Fairly standard! She laughed at the thought. But that was something else she was all too familiar with once. Though not any more, she thought as she looked at the controls and realised she couldn’t do what she wanted to do on her own.

“K9,” she said. “Can you interface with this machine. I want to select a location for transmat.” She looked at the others. “Can you go and put the masks back on the children. The lifeforce drain doesn’t work now, but the masks identify them for the transmat.”

Luke, Maria and Clyde went to do as she asked. By the time they were done, K9 was ready. A screen lit up. It had a schematic of the local area. She just has to select a co-ordinate. She selected one and pressed the button. In the other room there was a brief flash of white light and the children were gone.

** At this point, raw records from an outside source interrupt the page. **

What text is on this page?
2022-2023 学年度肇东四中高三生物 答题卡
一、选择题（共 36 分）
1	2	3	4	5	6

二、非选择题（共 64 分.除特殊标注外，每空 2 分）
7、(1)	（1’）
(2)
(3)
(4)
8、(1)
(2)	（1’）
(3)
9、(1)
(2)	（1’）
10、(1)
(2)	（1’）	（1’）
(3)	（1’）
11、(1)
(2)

“Where did you send them?” Maria asked. “Back to where they were taken?”

“No, it’s nearly midnight and they’d be all alone. I sent them all to the foyer of the multiplex. It’s warm and light and there’s a soft carpet in case it’s a bumpy landing and people who can call the police.”

“Good idea, Maria agreed. “And what about all this? What about them?” She watched as Sarah Jane gingerly reached to take the long dead body of Rosetta Lupo’s son and laid it beside her on the floor. Then she turned to K9 again.

“Can you set the computers to blow up, start a fire…”

“If I reverse the polarity of the transmat machine it will overload explosively,” he answered. “I will also disengage the sprinkler system so that the fire will spread before I disconnect my interface.”

“Do it quickly,” Sarah Jane said. “Don’t get stuck in here. We need you.”

“Affirmative, mistress. Suggest leaving the building now.

Sarah Jane took the other hand laser out of her pocket and threw it away. It wasn’t the sort of alien artefact she wanted to collect. There WAS something she thought might be useful, though. She picked it up on the way out through the empty party room. They were at the car before they saw K9 following them across the car park. There were sirens coming closer, police and ambulances headed for the multiplex. Their sounds were joined by the sound of the fire alarm going off inside Rosetta Lupo’s Toy Store but it was several minutes before there was the sound of a fire engine racing to the scene. By then the fire had taken hold. There would be nothing but the metal and concrete shell of the retail unit left by the time they put the fire out.

They watched as the fire burned through the rope and the balloon witch went sailing up into the air and drifted away. They got into the car and went home.

They ate the pumpkin pie as a very late supper as Mr Smith relayed to them the police report that said all the missing children were comfortable in hospital and their parents informed that they were safe.

Sarah Jane sat on her sofa and looked at the broomstick she had picked up on her way out of the building. It wasn’t JUST a broomstick of wood. It was a quite sophisticated anti-gravity machine disguised as a broomstick. K9 had shorted it out when he set fire to the tail, but she might be able to fix it with help from Mr Smith.

“You’re not thinking of going out flying are you?” Maria asked.

“No,” she answered. “I thought it might be used to help K9 get up and down the stairs. Or… I don’t know… when I’m a bit more old and decrepit than I am now, maybe I’ll use it to get ME up and down the stairs. You never know.”

They all laughed. And after the night they’d had, she was glad they could laugh.